The eight-member SIT has recorded these statements of families, along with the time of departure of the deceased from their respective villages and the time when their calls home stopped.
The team also twice visited the ‘encounter’ spot in the foothills of Tirumala.
The SIT also recorded the statements of the Red Sanders Anti-Smuggling Task Force (RSASTF) personnel and their team leader,
who took part in the ‘encounter’.
The investigators are said to have made “serious efforts” to recover the mobile phones -- be it SIM cards or handsets -- used by the slain woodcutters, but in vain.
The source told The Hindu that 15 of the 20 woodcutters were in possession of
mobile phones when they left their hamlets in Tamil Nadu.
While the Tamil Nadu police have been able to access the call data of the woodcutters’ phones, the High Court-monitored SIT is said to be still processing the information.
‘Unofficial’ observations
Sources said the SIT report examined the "unofficial" observations of a Madurai-based NGO that put out facts pointing to the "fake encounter" angle, but came to the conclusion that the "private findings" were purely based on video footage, "which is highly illogical and hypothetical."
The source said the investigators made serious attempts to record the statements of three prime witnesses, Sekharan, Balachandran, who claim to have survived the ‘encounter’, and Ilangovan, but the occasion did not materialise.

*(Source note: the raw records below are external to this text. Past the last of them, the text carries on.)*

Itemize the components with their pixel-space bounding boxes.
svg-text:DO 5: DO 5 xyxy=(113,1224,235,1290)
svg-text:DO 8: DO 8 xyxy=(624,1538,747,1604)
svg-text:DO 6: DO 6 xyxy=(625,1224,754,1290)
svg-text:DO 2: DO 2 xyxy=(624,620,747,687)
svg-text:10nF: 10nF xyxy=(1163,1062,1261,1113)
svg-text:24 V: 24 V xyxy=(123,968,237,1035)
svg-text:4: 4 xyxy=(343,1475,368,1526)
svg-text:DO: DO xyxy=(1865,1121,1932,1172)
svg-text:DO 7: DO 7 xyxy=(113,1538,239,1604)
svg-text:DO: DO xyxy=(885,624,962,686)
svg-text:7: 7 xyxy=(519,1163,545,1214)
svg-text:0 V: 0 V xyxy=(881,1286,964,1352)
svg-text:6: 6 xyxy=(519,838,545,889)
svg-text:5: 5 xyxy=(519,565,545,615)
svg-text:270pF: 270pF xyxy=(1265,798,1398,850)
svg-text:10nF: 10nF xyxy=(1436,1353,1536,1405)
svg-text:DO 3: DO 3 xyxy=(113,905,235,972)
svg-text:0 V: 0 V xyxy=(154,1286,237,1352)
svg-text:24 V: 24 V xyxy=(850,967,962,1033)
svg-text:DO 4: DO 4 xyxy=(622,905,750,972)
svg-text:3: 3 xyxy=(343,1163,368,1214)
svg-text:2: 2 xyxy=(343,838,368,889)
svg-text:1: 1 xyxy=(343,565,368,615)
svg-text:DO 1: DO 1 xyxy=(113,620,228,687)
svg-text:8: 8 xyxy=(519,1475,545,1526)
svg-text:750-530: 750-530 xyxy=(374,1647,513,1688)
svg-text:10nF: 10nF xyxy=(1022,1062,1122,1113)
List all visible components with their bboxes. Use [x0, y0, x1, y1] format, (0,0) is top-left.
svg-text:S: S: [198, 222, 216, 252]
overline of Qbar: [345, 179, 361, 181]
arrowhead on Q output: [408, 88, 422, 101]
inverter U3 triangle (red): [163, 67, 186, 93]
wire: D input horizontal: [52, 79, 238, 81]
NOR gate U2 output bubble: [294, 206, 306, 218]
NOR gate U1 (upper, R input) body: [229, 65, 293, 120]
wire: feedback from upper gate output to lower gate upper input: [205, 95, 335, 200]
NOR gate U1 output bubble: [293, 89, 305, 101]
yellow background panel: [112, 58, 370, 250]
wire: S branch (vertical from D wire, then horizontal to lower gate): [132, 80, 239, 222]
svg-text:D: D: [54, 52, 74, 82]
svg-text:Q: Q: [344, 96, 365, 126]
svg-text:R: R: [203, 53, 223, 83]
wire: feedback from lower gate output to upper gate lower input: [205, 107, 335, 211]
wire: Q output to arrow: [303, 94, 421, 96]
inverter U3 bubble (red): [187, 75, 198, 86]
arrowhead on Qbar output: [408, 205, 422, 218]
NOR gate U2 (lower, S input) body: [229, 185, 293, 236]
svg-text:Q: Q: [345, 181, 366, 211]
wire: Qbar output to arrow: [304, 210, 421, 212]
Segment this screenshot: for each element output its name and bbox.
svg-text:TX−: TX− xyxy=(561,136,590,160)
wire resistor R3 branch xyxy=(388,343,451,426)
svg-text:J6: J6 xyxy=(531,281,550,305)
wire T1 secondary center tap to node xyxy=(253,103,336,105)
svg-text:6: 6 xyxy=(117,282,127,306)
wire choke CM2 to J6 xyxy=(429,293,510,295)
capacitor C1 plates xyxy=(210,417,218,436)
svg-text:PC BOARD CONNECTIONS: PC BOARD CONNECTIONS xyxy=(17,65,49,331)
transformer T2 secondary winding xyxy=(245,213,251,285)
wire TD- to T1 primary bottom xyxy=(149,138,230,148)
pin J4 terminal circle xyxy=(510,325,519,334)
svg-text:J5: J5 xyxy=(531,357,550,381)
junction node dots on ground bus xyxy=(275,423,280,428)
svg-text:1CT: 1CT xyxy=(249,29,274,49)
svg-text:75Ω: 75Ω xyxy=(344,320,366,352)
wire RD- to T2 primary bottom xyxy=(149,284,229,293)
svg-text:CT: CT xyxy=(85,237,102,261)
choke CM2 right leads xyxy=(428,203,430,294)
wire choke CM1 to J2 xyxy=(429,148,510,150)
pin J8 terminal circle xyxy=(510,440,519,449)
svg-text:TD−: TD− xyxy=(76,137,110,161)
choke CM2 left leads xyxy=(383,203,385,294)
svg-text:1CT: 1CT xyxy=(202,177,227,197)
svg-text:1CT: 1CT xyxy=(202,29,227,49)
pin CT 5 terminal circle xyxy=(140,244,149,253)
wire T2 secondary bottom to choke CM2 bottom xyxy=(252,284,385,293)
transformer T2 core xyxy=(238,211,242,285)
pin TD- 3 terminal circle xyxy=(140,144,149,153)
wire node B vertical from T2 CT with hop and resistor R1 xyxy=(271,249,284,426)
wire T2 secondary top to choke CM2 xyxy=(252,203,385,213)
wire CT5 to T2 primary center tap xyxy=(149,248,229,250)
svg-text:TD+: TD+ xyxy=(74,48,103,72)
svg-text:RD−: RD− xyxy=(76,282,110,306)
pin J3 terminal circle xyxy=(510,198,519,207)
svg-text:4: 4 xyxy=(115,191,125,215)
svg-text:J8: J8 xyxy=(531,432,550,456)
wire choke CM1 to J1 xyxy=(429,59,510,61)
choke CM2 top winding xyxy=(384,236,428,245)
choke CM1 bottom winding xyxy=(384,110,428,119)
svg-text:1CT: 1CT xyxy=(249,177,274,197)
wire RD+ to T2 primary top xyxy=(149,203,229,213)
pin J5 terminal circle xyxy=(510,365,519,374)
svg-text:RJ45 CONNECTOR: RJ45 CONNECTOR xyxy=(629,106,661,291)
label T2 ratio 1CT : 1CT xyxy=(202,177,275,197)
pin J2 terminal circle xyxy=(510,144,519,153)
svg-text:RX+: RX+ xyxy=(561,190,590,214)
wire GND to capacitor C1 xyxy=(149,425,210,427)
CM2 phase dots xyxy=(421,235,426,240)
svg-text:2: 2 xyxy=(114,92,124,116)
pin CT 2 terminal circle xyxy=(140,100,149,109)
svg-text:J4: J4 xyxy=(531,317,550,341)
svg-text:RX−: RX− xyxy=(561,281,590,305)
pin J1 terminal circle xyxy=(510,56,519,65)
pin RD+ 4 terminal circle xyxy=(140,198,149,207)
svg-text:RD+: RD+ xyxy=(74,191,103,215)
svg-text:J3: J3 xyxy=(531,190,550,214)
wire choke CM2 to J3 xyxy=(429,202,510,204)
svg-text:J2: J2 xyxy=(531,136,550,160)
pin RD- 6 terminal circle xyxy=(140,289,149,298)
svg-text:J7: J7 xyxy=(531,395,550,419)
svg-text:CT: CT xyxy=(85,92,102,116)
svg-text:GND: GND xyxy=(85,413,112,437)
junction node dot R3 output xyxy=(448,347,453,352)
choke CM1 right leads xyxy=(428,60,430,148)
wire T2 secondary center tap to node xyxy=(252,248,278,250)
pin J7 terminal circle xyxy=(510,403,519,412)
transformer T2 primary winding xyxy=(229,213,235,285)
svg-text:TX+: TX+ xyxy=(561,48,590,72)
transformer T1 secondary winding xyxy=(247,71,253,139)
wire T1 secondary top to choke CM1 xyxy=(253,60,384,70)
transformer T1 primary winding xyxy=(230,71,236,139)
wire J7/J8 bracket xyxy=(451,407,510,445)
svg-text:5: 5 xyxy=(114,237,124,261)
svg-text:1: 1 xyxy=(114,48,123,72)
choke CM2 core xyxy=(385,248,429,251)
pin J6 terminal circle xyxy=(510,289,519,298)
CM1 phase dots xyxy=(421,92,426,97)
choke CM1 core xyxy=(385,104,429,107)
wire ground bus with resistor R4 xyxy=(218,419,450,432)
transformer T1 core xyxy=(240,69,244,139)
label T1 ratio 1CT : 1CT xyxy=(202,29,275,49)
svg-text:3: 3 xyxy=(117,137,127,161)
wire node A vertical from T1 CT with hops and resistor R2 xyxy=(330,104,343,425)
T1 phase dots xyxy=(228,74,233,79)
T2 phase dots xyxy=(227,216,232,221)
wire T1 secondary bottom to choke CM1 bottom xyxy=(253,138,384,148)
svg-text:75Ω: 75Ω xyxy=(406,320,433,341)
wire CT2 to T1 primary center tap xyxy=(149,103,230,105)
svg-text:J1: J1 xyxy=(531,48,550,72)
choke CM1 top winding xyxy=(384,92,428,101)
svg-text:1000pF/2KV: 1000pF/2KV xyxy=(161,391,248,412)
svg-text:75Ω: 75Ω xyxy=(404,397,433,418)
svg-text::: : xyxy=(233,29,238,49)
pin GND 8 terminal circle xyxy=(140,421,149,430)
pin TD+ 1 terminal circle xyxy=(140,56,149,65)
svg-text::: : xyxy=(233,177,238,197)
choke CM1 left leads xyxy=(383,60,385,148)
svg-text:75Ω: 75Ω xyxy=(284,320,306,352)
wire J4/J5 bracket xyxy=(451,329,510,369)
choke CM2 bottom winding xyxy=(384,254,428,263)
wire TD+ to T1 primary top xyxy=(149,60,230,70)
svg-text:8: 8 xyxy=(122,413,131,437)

The SIT received information that the three men are currently in the care of an NGO, and are making efforts to present their versions before the designated court under Section 164 of CrPC.In the process of interviewing the victims' families, the SIT spoke to Muniyammal of Tiruvannamalai district, whose husband was among those slain.
SIT waiting for
police report
Further, the SIT is still awaiting the report of the Chandragiri police in Chittoor district, which filed the FIR on the ‘encounter’.